L'écriture, en fixant la pensée, sera ensuite le support des
messages intellectuels et moraux dont nous avons hérité. Pendant
des millénaires, religions, philosophies et croyances furent les facteurs
structurants de la pensée jusqu'à ce que les technosciences
se surimposent comme dénominateurs commun des activités anthropiques.
Après des siècles de sujétions religieuses, politiques
et économiques, l'occident a connu des révoltes libératrices
successives de sorte que l'idéologie de la Raison raisonnante est arrivée
de nos jours à régenter la pensée officielle. Le libre
examen s'est positionné comme base idéologique de cette autonomisation
de la conscience individuelle, jusqu'à devenir un non-dit implicite.
Mais la Raison a des raisons qu'elle feint d'ignorer. La pensée libre
s'est aujourd'hui angluée dans les filets du pseudo-librement correct,
de sorte que la notion même de libre examen demande à être
revisitée afin de la dégager des scories qui risquent de l'affadir
et de l'étouffer.
C'est que les sociétés les plus libérées, les
plus policées, les plus humanistes, n'ont jamais échappé
à l'emprise de puissances tutélaires, aujourd'hui mondialisées,
disposant d'outils toujous plus performants et de stratégies toujours
plus raffinées pour asseoir leur domination.
Certes, cette situation n'est pas neuve. La Boétie, dans son "Discours
de la servitude volontaire", rédigé vers 1548, avait remarquablement
identifié les arcanes du rapport entre le tyran et le sujet, et plus
généralement l'oppression et la soumission. Cet ami de Montaigne
, membre comme lui du Parlement de Bordeaux ( ils étaient "tombés
en amour" en 1558 lors d'une rencontre fortuite "dans une grande fête
et compagnie de ville") n'est pas tendre avec ses frères humains qui
ont une propension à courber l'échine devant la tyrannie. "Comment
tant d'hommes supportent-ils un tyran qui n'a de puissance que celle qu'ils
lui donnent et qui ne pourrait leur faire aucun mal s'ils n'aimaient mieux
souffrir de lui que de le contredire. Or ce maître n'a que les moyens
que vous lui fournissez: soyez résolu à ne plus le servir et
vous volià libres. Il ne s'agit pas de le pousser, de l'ebranler, mais
seulement de ne plus le soutenir."
Selon La Boétie, s'il en coûtait pour assumer la liberté,
on admettrait que l'on préfère l'assurance de vivre en serviteur
à l'espoir douteux de vivre en homme libre.

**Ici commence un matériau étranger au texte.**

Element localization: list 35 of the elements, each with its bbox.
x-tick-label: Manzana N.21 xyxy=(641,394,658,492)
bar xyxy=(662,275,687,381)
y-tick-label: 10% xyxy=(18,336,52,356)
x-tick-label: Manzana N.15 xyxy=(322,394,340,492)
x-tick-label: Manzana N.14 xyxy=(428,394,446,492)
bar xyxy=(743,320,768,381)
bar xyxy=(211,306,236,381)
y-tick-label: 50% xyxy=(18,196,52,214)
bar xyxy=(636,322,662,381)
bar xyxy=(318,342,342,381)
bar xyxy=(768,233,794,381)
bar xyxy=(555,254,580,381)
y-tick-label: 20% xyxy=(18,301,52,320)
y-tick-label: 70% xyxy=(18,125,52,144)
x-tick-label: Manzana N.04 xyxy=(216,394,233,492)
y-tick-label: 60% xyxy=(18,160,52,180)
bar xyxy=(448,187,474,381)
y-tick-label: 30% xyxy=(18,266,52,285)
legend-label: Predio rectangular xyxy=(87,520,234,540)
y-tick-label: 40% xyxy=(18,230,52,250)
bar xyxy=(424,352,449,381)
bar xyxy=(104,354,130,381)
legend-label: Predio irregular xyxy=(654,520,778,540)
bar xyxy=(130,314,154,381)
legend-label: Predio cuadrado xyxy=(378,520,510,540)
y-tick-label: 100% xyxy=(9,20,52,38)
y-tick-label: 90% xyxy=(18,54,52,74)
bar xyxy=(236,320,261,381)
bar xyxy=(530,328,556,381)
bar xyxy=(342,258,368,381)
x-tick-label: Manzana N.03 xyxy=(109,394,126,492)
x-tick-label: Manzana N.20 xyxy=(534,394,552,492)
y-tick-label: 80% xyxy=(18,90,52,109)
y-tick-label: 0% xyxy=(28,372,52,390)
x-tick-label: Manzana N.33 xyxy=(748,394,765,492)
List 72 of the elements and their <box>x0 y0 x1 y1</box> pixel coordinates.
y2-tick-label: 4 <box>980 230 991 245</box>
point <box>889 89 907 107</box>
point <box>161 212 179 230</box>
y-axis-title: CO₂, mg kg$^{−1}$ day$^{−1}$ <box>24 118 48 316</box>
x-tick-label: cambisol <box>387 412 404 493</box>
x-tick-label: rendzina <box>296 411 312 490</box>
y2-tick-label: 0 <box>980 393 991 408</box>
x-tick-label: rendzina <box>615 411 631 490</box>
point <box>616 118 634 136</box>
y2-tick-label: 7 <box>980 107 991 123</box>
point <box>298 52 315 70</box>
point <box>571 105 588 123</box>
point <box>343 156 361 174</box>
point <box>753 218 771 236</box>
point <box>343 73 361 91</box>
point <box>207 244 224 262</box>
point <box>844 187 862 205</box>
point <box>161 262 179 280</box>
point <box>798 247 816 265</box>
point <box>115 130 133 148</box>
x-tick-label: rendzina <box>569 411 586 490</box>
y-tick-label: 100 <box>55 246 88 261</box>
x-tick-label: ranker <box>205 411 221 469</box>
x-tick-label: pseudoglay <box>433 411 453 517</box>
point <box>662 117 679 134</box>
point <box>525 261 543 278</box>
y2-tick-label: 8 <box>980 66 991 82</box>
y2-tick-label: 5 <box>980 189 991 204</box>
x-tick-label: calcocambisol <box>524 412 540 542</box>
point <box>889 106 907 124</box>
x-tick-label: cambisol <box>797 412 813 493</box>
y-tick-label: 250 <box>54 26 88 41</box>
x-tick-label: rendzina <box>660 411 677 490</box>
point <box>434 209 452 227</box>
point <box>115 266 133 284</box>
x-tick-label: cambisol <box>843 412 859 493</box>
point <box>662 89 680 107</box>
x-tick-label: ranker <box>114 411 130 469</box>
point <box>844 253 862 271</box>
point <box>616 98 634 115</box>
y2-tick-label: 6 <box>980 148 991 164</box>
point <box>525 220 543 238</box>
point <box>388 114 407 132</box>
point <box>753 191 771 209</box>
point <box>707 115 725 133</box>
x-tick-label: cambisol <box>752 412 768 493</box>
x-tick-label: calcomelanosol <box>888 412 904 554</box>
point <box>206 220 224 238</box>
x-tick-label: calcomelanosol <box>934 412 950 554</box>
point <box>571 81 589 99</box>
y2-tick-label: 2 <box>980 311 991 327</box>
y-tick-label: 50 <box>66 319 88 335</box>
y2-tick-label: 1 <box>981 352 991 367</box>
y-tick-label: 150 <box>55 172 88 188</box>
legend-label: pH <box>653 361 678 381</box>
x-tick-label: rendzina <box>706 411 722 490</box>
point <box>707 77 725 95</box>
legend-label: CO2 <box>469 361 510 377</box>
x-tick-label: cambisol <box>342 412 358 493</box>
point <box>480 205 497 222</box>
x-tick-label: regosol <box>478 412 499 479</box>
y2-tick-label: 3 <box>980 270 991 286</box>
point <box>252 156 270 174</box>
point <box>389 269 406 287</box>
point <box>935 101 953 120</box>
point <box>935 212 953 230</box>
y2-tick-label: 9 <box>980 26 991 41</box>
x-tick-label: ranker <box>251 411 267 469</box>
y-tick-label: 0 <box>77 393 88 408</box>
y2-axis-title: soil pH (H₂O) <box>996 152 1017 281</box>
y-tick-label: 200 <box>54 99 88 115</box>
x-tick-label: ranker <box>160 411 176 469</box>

Mais quoi ! Pour avoir
la liberté, il suffit de la désirer ! Elle est cette petite
étincelle dont la flamme grandit et se renforce si elle trouve du bois,
mais s'éteint si on cesse de l'alimenter. Un tyran à qui on
ne fournit rien, à qui on n'obéit pas, sans pour autant le
combattre, reste nu et défait et n'est plus rien. Mais si on le sert,
il se fortifie d'autant et devient de plus en plus dispos à exiger
davantage. Il ne suffit plus de faire ce qu'il ordonne , mais de penser ce
qu'il veut et même de prévenir son désir. Ce n'est pas
tout de lui obéir, il faut encore lui complaire, se rompre, se tuer
à traiter ses affaires, sacrifier ses propres goûts aux siens,
forcer son tempérament et se dépouiller de son naturel. On
ira jusqu'à louer son humanité même si elle est plus funeste
que la cruauté et on appréciera ses jolis discours sur le bien
public et le soulagement des malheureux, même s'ils précèdent
des crimes. Est-il vécu plus insupportable que cet état? (Et
j'ajouterai : est-il propos plus actuel que ce constat ?)
Pour La Boétie, la ruse des tyrans est d'abêtir leurs sujets.
"Cyrus a réduit la révolte des habitants de Sardes en y établissant
des bordels, tavernes et jeux publics et en obligeant les citoyens à
s'y rendre. Beaucoup l'on fait ensuite en cachette, alléchés
à la servitude par quelques douceurs qu'on leur faisait goûter.
Ces jeux, farces, spectacles et autres drogues, sont appâts de servitude
et prix de liberté ravie : les allèchements endorment sous le
joug et abêtissement par le plaisir niais. En somme, par les faveurs
qu'on reçoit, on en arrive à ce que ceux à qui la tyrannie
profite soient presque aussi nombreux que ceux auxquels la liberté
plairait. C'est ainsi que les sujets sont asservis les uns par les autres:
pour fendre le bois, on fait des coins du bois lui-même."
Cette ruse est bien plus efficace que la force brutale dont le tyran use
comme épouvantail: les archers barrent les portes du palais aux malheureux
sans moyens de nuire, non aux audacieux suffisamment habiles. De la sorte
, après avoir conquis les esprits par la distraction, on pourra les
subjuguer par la contrainte (the game is over!), maîtriser l'information
et la communication, répandre la peur réelle en agitant la menace
virtuelle afin de mettre en place, sans réprobation publique, des
mesures de contrôle et de répression des corps et des esprits,
des idées et des actes.
Plus près de nous, Tocqueville, cet autre visionnaire, décrit
le nouveau despotisme, qui "vise à maintenir irrévocablement
les humains dans l'enfance afin d'être l'unique agent et le seul arbitre
de leur bonheur. Rendant moins utile et plus rare l'emploi du libre arbitre, il renferme l'action de la volonté dans un petit espace et dérobe peu à peu à chaque citoyen jusqu'à l'usage de lui-même."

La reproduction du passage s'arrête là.